Gary, meanwhile, is a creature of the city in slick suits and a Mercedes, a divorced former cop who now leverages his old connections for vague, lucrative work that may not ever cross over into the explicitly illicit, but that definitely involves shades of gray. His flexible perspective on the ways the world works may be more realistic than that of his square younger sibling, but Paper Tiger is a tragedy with the momentum of a thriller that proves that neither of the Pearl brothers really understands how times are changing. Gary sees an opportunity to get in on the lucrative government contracts to clean up the heavily polluted Gowanus Canal in Brooklyn now that the Mafia’s control of the area has faded. Irwin, meanwhile, has an idealist’s vision of what the initiative could accomplish, showing his kids the blighted industrial area and announcing that “This is all going to be primo real estate one day.” He’s not wrong, though it’ll take longer than he imagines.

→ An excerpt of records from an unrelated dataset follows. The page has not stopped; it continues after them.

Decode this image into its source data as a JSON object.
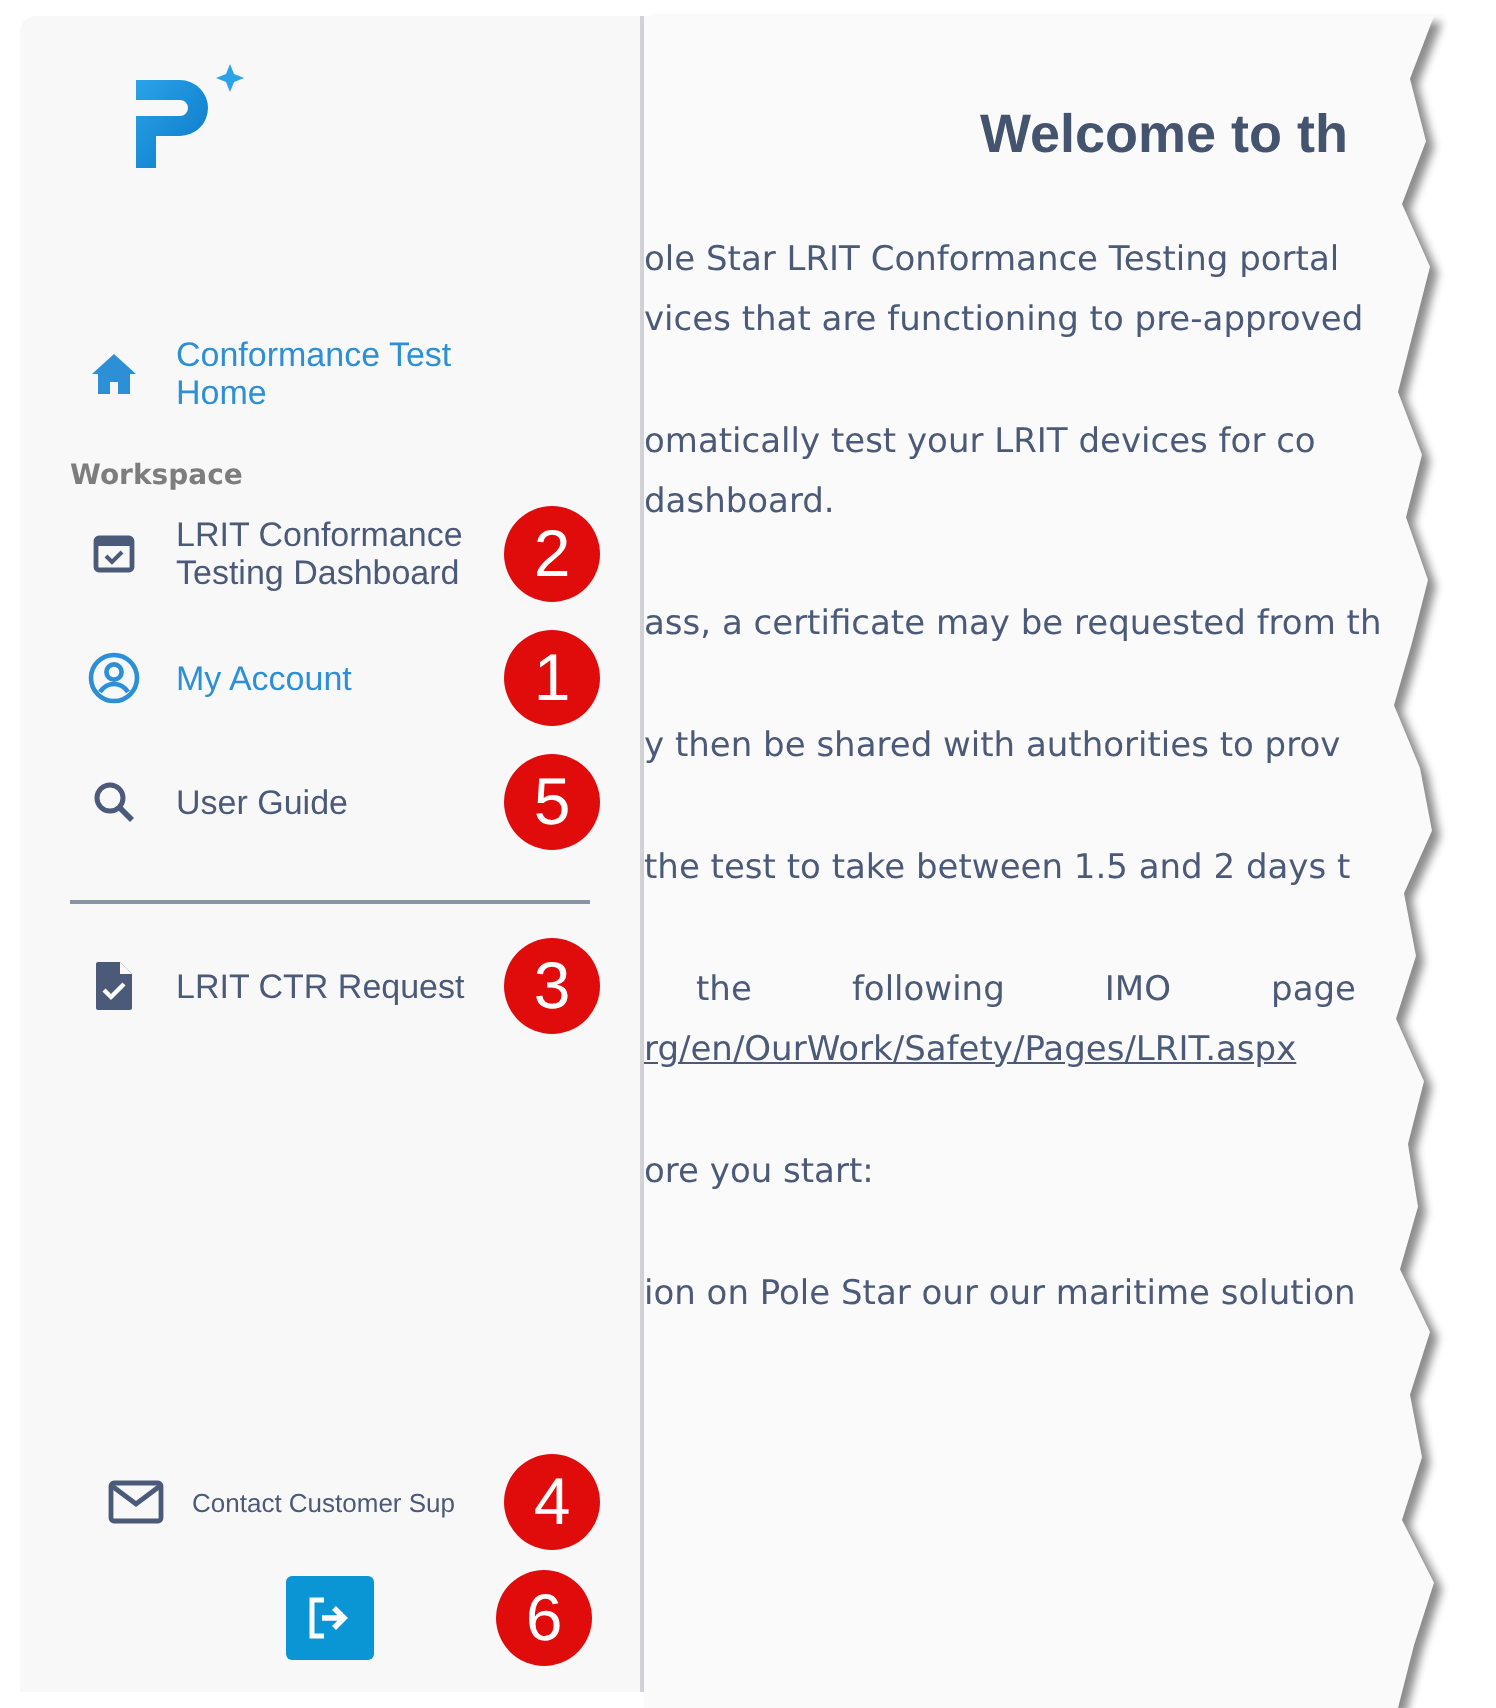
{
  "sidebar": {
    "home": {
      "label": "Conformance Test Home",
      "active": true
    },
    "section_label": "Workspace",
    "items": [
      {
        "label": "LRIT Conformance Testing Dashboard",
        "active": false,
        "callout": "2"
      },
      {
        "label": "My Account",
        "active": true,
        "callout": "1"
      },
      {
        "label": "User Guide",
        "active": false,
        "callout": "5"
      }
    ],
    "lower_items": [
      {
        "label": "LRIT CTR Request",
        "active": false,
        "callout": "3"
      }
    ],
    "contact": {
      "label": "Contact Customer Sup",
      "callout": "4"
    },
    "logout": {
      "callout": "6"
    }
  },
  "content": {
    "title": "Welcome to th",
    "paragraphs": [
      {
        "lines": [
          "ole Star LRIT Conformance Testing portal",
          "vices that are functioning to pre-approved"
        ]
      },
      {
        "lines": [
          "omatically test your LRIT devices for co",
          "dashboard."
        ]
      },
      {
        "lines": [
          "ass, a certificate may be requested from th"
        ]
      },
      {
        "lines": [
          "y then be shared with authorities to prov"
        ]
      },
      {
        "lines": [
          "the test to take between 1.5 and 2 days t"
        ]
      },
      {
        "lines": [
          "the following IMO page"
        ],
        "link": "rg/en/OurWork/Safety/Pages/LRIT.aspx"
      },
      {
        "lines": [
          "ore you start:"
        ]
      },
      {
        "lines": [
          "ion on Pole Star our our maritime solution"
        ]
      }
    ]
  }
}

It’s 1986 in New York, the city is ramping up toward its worst years of crime, and the Genovese family may have been reduced to the capacity of a red sauce joint, but the Russians are stepping in to fill the vacuum, and they’re much more formidable than even Gary, with his vaunted street smarts, understands. Gray has enough regular elements that he returns to — brothers, the Russian mob, the outer boroughs in the ‘80s — that it sometimes feels like he’s fitting the same pieces into different configurations in an effort to figure out a particular masterpiece that’s been sitting unrealized inside him. Paper Tiger isn’t it, but it’s a propulsively effective drama in which a naive act on Irwin’s part becomes the first domino in a toppling row that will end in the implosion of a family. A well-intentioned unscheduled visit to one of the companies that Gary has been trying to pitch compliance consulting to leads to Irwin drawing the unwelcome attention of its real owner, a frightening Brighton Beach-based boss named Simeon Bogoyavich (Victor Ptak).

From there, things go to shit so skillfully that Paper Tiger becomes an experience in marinating with dread, as all the characters try to shield one another by keeping secrets. Driver, for all that he’s associated with brooding, is also good at showboating, and his Gary maintains the chintzy swagger of someone who likes to be seen as a big shot capable of handling any problem. (He shows up in the movie with a basically apocryphal delivery order from the famous steakhouse Peter Luger, an incredibly specific local flex.) But the more that we see of him outside the family, the more we understand that he’s basically spent his life doing this performance with Irwin as his intended audience. He wants, desperately, to look like a hero to his brother, like someone who could swoop in with impossible-to-get porterhouse and drop $10,000 on the guy for a night’s work with the promise of more to come, like he’ll usher them all into the dream of the go-go ’80s personally.

Driver ably brings the heartbreak in Paper Tiger, though Johansson’s no slouch in a less ornate but no less harrowing role that involves her character having a health scare and having to develop a very different perspective on the future. Irwin, at first, looks like the protagonist of the film, a naive man who has faith in hard work and straight shooting and providing a better life for his kids, and who seems doomed to be pushed into terrible things. Instead, he becomes a somehow sadder figure — someone whose earnestness has to be protected as much as the innocence of his children, as though the beliefs he embodies are so rare and fragile that they can’t be exposed to the harsh realities going on a few miles down the road.